Metropolitan Transportation Authority

Controls Over Security-Sensitive Information for the Capital Projects Program

The Metropolitan Transportation Authority (MTA) provides subway, rail and bus service in and around New York City, and operates and maintains seven bridges and two traffic tunnels in New York City. In May 2004, the MTA published guidelines instructing its employees and vendors how to safeguard and prevent the unauthorized disclosure of security-sensitive information (such as blueprints and design documents) relating to capital projects. We examined the adequacy of the guidelines and tested MTA and vendor compliance with the guidelines. We found that the guidelines established a reasonable control framework for the protection of security-sensitive information. However, we also found that both the MTA and its vendors often failed to comply with the guidelines. For example, the MTA did not maintain a complete list of the individuals who had access to security-sensitive information, did not routinely update background screenings on its employees, and did not ensure that such screenings were performed on all vendor employees with access to security-sensitive information.

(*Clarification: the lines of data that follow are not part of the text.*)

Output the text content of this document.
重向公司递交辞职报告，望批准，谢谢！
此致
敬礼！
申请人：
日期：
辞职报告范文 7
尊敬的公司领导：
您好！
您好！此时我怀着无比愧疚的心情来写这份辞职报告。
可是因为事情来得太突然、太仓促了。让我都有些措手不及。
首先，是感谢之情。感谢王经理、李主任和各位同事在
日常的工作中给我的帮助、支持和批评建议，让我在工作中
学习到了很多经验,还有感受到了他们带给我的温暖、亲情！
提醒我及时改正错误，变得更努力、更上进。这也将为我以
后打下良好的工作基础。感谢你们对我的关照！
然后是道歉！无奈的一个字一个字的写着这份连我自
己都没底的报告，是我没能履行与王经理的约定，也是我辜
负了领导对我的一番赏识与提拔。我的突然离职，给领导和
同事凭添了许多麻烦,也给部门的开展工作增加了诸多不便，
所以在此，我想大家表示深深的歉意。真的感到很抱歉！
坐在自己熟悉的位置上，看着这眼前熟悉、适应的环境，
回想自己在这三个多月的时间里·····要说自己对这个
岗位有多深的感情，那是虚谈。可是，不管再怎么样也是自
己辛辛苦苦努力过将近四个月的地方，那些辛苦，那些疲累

In addition, the MTA’s document control system is supposed to identify the location of all security-sensitive documents at any point in time. However, more than half the documents we tested could not readily be located by MTA and vendor security officers. We also determined that security-sensitive information may not be adequately safeguarded when it is maintained on vendors’ computer systems, and security plans for construction sites may not always be approved by the appropriate security personnel. We made a number of recommendations aimed at strengthening the MTA’s controls over security-sensitive information, and MTA officials took immediate action to strengthen the controls.